B20: What are the opportunities and challenges for your industry in a time of quickly advancing digitalization?
HW: The opportunities include:
The Industrial Internet is reshaping how we produce, distribute and maintain physical assets—from jet engines to small motors to entire manufacturing plants. As a growing, global network of connected assets, designed to apply split-second machine learning to big data, the Industrial Internet is expected to outpace the consumer Internet of Things (IoT) and deliver new value to digital businesses.
The Industrial Internet will fuel unprecedented gains in productivity and innovation for industrial companies, helping businesses extract valuable insights from assets to transform operations, enable innovation and open up new business models. GE Digital is the leading software company for the Industrial Internet, which is quickly becoming the most promising and lucrative market in the world for software.
HW: The challenges include:
Education, Skills & Culture. The pace of change is ever faster and organizations need to help their employees adapt. That’s why a Digital Transformation Playbook starts with great leadership and setting a great culture. Companies also need to think bigger – and beyond concepts like Industry 4.0. which is focused on manufacturing technologies alone. Companies need more than an Industry “version update.” They need a complete digital transformation, and that’s what the Industrial Internet provides.
B20: How is artificial intelligence changing the production for General Electric?
HW: Putting AI into context:
- Until recently apps such as Siri and Alexa were what most people thought of when it comes to AI - or machine learning. But the implications of this technology are much bigger. Today, AI is viewed in a much wider context which looks at connecting humans, machines and analytics to the internet and using sophisticated algorithms to optimise all interactions within this ecosystem. Essentially, machine learning is designed to augment work done by people / help them make better decisions.
- While we are confident that AI - or machine learning - will continue to generate a lot of value within the consumer and enterprise domains, we believe that its application across the Industrial Internet space represents a much bigger opportunity. Industrial AI is built as an end-to-end system, where data is generated by sensors on the edge, served to algorithms, modelled on the cloud, and then moved back to the edge for implementation. Between the edge and the cloud are supervisor gateways and multiple nodes of computer storage since the entire system must be able to run the right load at the right places.
HW: Why is industrial AI different to consumer AI? What are some examples of it in use?
- The stakes and responsiveness are much higher for industrial applications where millions of dollars and human lives can be on the line. In these cases, industrial features cannot be trusted to run on the cloud and must be implemented on location, also known as “the edge.”
- On a deep sea oil rig, a riser is a conduit which transports oil from subsea wells to a surface facility. If a problem arises, several clamps must respond immediately to shut the valve. The sophisticated software that manages the actuators on those clamps tracks minute details in temperature and pressure. Any mistake could mean disaster.
- In a manufacturing facility that crushes ores into platinum bars, bars that come out with the wrong consistency must be immediately detected in order to adjust the pressure at the beginning. Any delay means wasted material. Similarly, a wind turbine is constantly ingesting data to control operations.

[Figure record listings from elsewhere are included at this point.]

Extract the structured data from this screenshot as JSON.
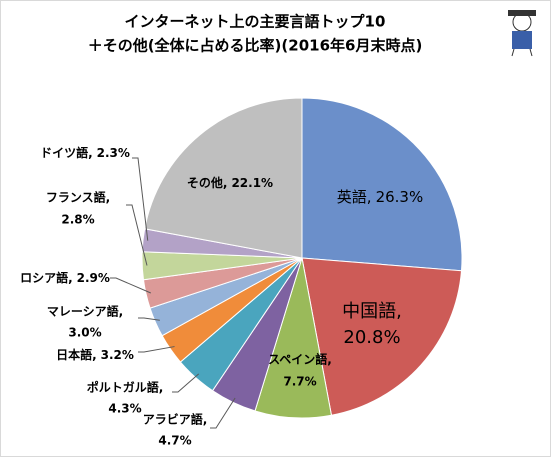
{
  "chart_data": {
    "type": "pie",
    "title": "インターネット上の主要言語トップ10",
    "subtitle": "＋その他(全体に占める比率)(2016年6月末時点)",
    "categories": [
      "英語,",
      "中国語,",
      "スペイン語,",
      "アラビア語,",
      "ポルトガル語,",
      "日本語,",
      "マレーシア語,",
      "ロシア語,",
      "フランス語,",
      "ドイツ語,",
      "その他,"
    ],
    "values": [
      26.3,
      20.8,
      7.7,
      4.7,
      4.3,
      3.2,
      3.0,
      2.9,
      2.8,
      2.3,
      22.1
    ],
    "value_labels": [
      "26.3%",
      "20.8%",
      "7.7%",
      "4.7%",
      "4.3%",
      "3.2%",
      "3.0%",
      "2.9%",
      "2.8%",
      "2.3%",
      "22.1%"
    ],
    "colors": [
      "#6b8fca",
      "#cd5b57",
      "#9aba5a",
      "#7e62a1",
      "#4aa5be",
      "#f08c3a",
      "#95b3d9",
      "#dc9a98",
      "#c3d69b",
      "#b3a2c7",
      "#bfbfbf"
    ]
  }
}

- Despite the high volume of faulty data and limited processing power at the edge, industrial AI still needs to be incredibly accurate. If an analytical system on a plane determines an engine is faulty, specialist technicians and engineers must be dispatched to remove and repair the faulty part. Simultaneously a loaner engine must be provided so the airline can keep up flight operations.

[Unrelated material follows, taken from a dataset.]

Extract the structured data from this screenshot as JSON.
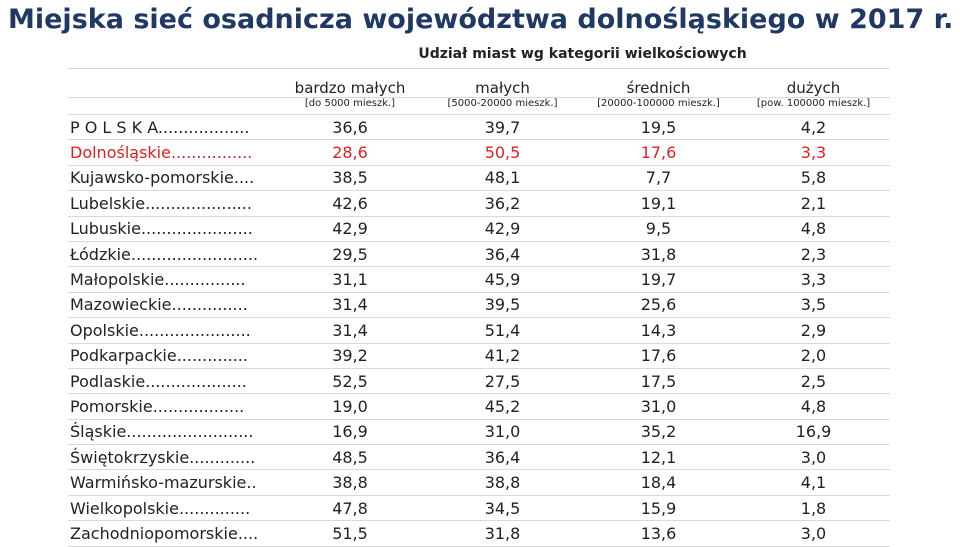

- Finally, deep domain expertise in data science skills is changing the profile of people that we are hiring. We need real data scientists with great academic depth. Our European Foundry is one of our global hubs for these experts but we find them across all our businesses in Europe – and we’re going to need more.
B20: What would you want the G20 to do on cyber security?
Unlike the consumer Internet of Things with its increasingly ubiquitous devices, the Industrial Internet of Things is inherently business-to-business or business-to-government. Contracts are proving to be an effective means to address a range of cybersecurity issues, such as software updates and liability. Government policy should respect and promote freedom of contract, and the G 20 should make a clear statement and commitment in that regard.
With connected machines, such as aircraft engines and locomotives, routinely crossing national borders, the Industrial Internet is global. To avoid squandering the incredible economic promise of the Industrial Internet of Things era, governments should work with the private sector to adopt a global approach to cybersecurity and refrain from balkanizing cyberspace with incompatible national cybersecurity regulations.
GE and other Industrial Internet service providers place great emphasis on strong cybersecurity. Data stored in the Cloud can be as secure—if not more secure—than data stored on customer premises. Also, cybersecurity is also a shared responsibility. Both vendors and customers have responsibilities. A study conducted by Tripwire found that fewer than half of IT professionals had recently updated the router firmware in their homes. This is a great illustration that, even when vendors do their part, customer must do theirs.